不知相拥了多久才松开,他指拭去她眼角的泪痕,一张小脸低低垂着,固执地不肯抬头。
他轻轻吻着眉心,柔声说:“我真的早就将她放下了,从淮南回来就放下了,我与她就如你姐姐对我,当初不过眷恋那一瞬的感觉,那情那景,我就是明白了她不是我寻的那个人,才放下的,与她只是皇帝和嫔妃,她是什么性子我清楚的很,她心里想什么我也真知灼见,她怎能与你比呢,你是赵禝明媒正娶的娘子啊。”
定柔低垂着眼睑,眉心舒展开来,心口仍揪扯着疼:“我曾经也选错了,被自己的错觉给误了,从嫁给你那一刻就放下了,真的放下了。夫君,你其实很在意那个对不对?你气我当初没有选择你,对不对?你一直在克制自己对不对?逼着自己做一个完美的夫君。”
皇帝摸着她发上的玉簪,伤感道:“莫道不惋惜,只恨自己不曾在最好的年华娶到你,但是这些比起我们相守一生来说,算的了什么?我在你眼中是个浅薄狭隘、反复无常的小人吗?我对可儿是真心的,我真心希望用自己的权利呵护她一生,如有半分虚伪,叫我短折而死!”
她伸手堵在了他的唇上,泪水再次泛滥,使劲点头:“我以后不会这样心胸狭窄了,你虽是我的夫君,可对她们同样也有一份责任,守护她们的安危,我懂了。”
皇帝再次将她箍入臂弯。“好娘子,我绝不会伤你的心了,以后只要你不喜欢的事,我绝不做。”
此后第二日,太后领着妃御们到御苑赏牡丹,嫣红落粉如富丽多彩的锦缎。
花卉局呈出一百多个汝窑镂空吉祥盆,其中有新培育出来的珍品十余种,一株名曰“玉楼春”在百紫千红堆簇中分外清丽,因失败多次,只育出了一盆,莹白如雪的花冠,层层积叠似玲珑小塔,花姿圣洁无暇。定柔很是喜欢。
太后转到游廊尽头的闲云亭小歇品茶,隔着假山,皇后和众妃时时跟随着,走远了,定柔对月笙使个眼色,快将这一盆搬回春和殿。
正这时,一袭提花杏缎风袖大衫的女子和从旁边花丛转过来,绾着随云髻,娟好静秀的面容,神态楚楚,眉角带着病后的荏弱慵态,身后跟着两个宫女,对定柔敛衽福一福,请了个金安,然后说:“纯涵方才对太后说了,这株赏给嫔妾的思华殿。
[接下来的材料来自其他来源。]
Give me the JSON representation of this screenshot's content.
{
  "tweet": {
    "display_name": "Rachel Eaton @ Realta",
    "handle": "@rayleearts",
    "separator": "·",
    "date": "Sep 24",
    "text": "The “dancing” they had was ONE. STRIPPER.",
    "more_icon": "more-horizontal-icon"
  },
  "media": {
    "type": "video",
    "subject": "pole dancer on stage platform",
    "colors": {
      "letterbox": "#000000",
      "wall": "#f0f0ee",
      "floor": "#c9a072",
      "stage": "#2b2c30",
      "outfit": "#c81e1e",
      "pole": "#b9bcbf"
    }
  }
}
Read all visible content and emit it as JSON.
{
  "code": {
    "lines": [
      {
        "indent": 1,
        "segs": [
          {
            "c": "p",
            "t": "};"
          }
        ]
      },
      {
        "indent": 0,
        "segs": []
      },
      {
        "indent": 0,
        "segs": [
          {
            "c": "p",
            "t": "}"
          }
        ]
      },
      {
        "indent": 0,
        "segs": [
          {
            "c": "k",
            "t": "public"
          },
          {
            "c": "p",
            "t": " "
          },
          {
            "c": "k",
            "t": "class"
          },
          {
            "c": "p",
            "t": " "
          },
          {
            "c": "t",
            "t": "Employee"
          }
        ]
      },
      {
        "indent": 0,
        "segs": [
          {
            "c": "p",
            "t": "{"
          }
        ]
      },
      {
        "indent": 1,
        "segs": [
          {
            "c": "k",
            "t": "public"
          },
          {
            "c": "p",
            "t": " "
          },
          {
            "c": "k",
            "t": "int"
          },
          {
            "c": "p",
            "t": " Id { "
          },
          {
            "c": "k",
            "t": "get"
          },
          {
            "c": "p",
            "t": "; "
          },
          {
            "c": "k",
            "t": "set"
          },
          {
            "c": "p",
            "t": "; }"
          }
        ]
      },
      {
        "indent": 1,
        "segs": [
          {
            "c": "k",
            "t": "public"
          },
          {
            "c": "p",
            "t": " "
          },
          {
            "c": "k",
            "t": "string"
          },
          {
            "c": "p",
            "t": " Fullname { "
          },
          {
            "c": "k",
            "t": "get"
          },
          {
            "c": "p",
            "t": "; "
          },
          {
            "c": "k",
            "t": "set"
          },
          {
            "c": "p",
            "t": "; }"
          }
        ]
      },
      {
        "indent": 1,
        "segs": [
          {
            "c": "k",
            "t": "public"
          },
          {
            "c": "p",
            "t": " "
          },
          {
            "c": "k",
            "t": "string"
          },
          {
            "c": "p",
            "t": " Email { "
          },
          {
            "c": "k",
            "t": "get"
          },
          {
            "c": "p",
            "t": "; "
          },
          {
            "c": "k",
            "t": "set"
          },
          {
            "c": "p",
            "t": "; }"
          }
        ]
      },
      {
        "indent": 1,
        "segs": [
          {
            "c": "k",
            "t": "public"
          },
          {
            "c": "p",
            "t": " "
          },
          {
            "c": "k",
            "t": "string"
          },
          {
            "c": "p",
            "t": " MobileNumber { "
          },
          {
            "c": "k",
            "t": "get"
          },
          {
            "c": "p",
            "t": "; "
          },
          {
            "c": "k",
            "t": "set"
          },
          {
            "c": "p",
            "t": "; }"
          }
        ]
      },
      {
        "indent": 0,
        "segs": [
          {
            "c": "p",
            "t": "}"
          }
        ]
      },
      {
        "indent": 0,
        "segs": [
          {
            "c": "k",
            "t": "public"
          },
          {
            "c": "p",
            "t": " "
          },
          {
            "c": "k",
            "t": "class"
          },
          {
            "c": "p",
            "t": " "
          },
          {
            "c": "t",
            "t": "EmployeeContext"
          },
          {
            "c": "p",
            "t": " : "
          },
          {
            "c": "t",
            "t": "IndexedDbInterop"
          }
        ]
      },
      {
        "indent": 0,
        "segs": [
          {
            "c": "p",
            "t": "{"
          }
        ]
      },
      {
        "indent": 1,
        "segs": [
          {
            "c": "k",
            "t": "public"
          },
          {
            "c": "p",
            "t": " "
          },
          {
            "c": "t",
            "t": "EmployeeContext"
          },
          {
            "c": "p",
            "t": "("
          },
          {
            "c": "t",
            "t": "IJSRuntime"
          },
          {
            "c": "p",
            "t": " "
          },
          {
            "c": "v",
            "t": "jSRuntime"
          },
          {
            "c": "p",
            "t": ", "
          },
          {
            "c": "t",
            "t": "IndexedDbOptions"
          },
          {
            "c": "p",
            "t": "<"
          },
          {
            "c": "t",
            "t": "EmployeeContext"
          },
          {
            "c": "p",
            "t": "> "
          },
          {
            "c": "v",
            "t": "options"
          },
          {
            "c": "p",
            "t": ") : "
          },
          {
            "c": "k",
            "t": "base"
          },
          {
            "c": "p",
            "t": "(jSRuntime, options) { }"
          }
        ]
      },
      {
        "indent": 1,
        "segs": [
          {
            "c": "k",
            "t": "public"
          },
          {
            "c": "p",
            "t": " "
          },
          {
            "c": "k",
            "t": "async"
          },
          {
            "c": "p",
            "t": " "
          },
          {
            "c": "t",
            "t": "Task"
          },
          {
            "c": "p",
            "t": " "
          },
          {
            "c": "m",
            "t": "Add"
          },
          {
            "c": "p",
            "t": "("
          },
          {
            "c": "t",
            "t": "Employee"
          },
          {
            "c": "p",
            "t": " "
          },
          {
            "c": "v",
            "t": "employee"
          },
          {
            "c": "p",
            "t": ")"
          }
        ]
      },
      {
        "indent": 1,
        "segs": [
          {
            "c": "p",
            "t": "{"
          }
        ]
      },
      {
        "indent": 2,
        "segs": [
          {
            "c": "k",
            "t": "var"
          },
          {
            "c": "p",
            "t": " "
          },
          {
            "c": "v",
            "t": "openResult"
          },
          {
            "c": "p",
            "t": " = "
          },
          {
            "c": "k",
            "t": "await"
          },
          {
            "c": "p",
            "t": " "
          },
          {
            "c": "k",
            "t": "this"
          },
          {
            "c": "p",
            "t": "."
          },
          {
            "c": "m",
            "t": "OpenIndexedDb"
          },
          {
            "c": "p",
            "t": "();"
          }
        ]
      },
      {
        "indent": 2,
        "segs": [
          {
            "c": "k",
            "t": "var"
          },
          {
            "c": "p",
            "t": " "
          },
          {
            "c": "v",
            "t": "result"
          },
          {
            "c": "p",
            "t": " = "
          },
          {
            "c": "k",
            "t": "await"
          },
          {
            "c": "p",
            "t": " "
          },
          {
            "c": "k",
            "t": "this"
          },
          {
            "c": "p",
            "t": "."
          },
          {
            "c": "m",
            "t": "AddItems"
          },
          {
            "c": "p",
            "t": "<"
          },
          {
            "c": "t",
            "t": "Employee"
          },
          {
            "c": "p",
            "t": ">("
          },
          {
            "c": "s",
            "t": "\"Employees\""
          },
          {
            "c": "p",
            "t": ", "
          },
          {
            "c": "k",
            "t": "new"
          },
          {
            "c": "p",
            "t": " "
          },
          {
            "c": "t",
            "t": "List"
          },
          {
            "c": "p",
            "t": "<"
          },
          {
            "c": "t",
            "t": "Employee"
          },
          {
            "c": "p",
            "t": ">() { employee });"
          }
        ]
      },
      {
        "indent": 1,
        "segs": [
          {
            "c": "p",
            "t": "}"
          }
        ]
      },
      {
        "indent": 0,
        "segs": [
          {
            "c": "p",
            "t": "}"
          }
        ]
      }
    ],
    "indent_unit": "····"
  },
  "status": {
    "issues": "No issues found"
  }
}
”
定柔转眸看了看,不就一株花草吗,曳着裙裾往闲云亭去,刚走了两步,身后的声音问:“娘娘,您的春和殿有水晶帘吗?”
定柔脚下顿住,诧异地回过身,林顺仪端的姿态娉婷,嘴角轻轻扬起,这样一个清纯佳人,笑起来面目无害。定柔已察觉到了挑衅,于是答道:“就那个云母晶珠吗?我母家的山月小筑偏厅有,总是叮叮咚咚响,本宫喜静,是以不喜欢。”
林顺仪笑如花绽:“可纯涵很喜欢呢,小时候嫡母的房中有一扇圆月格栅门,直通后头小花园,就挂着水晶帘,会折射像彩虹一样的光,纯涵每回去了都忍不住多看几眼,总想碰一碰,可嫡母凶,纯涵不敢,纯涵那时便幻想着,将来有了自己的房子,将它也辟出一个圆月门,装点的典雅精致,全都挂上晶帘,连门窗也挂满了,我坐在里头看七彩流华。”
定柔不得不逼着自己听下去。
林顺仪满目憧憬:“那年梨花树下初相识,陛下说,他要守护纯涵,守护这一晌春景。
入宫后,他对我百般体贴,但凡纯涵想要的,一个眼神便心意相通。他知纯涵所喜,便将昕薇馆劈出一扇圆月门,挂上晶帘,他知纯涵喜弹箜篌,便费尽心思寻了一架凤首箜篌。后来到了思华殿,陛下命工部按着我的喜好装饰,帘幕全部换成了晶帘,后殿打通一个小花园,雕花格栅门,植缸莲,建花圃,四季供着锦花绣草。只有思华殿有,娘娘,这些陛下可也曾如此待您。”
定柔掌心攥出了冰冷,鼻端阵阵酸涩,但当着这个人,她不想失了风度,站直了身子,唇畔展开灿漫的笑:“陛下与本宫心心相印,他对我的好不是用来与人攀比的,我作甚要告诉你?”
林顺仪继续道:“那一夜,他抱了我一整夜,喂我服药,安慰我,一直到我入眠才放心。”
定柔丝毫未见愠怒,依旧笑着:“顺仪是想对本宫倾诉与我夫君’曾经’的浓情蜜意吗?本宫正无聊的很,不如我们找个凉亭,你慢慢说,叫他们拿茶来咱们喝着,本宫洗耳恭听。”
林顺仪不想她会如此说,怔了一瞬,也狠咬银牙,道:“娘娘何以敢僭越称陛下为夫君?如此摆不正自己的位子,我们是妾妃,连皇后娘娘都是臣妾,你竟骄宠至此。”
定柔听着这话,心中霎时底气十足,更加无所畏惧起来,索性向前一步,眼角带着凛然的光,气势迫人:“本宫称陛下为夫君,也缘自他唤我娘子而起,敢问顺仪,他可曾唤过你一声,娘子?可曾对你说过,要执子之手,相携白首?”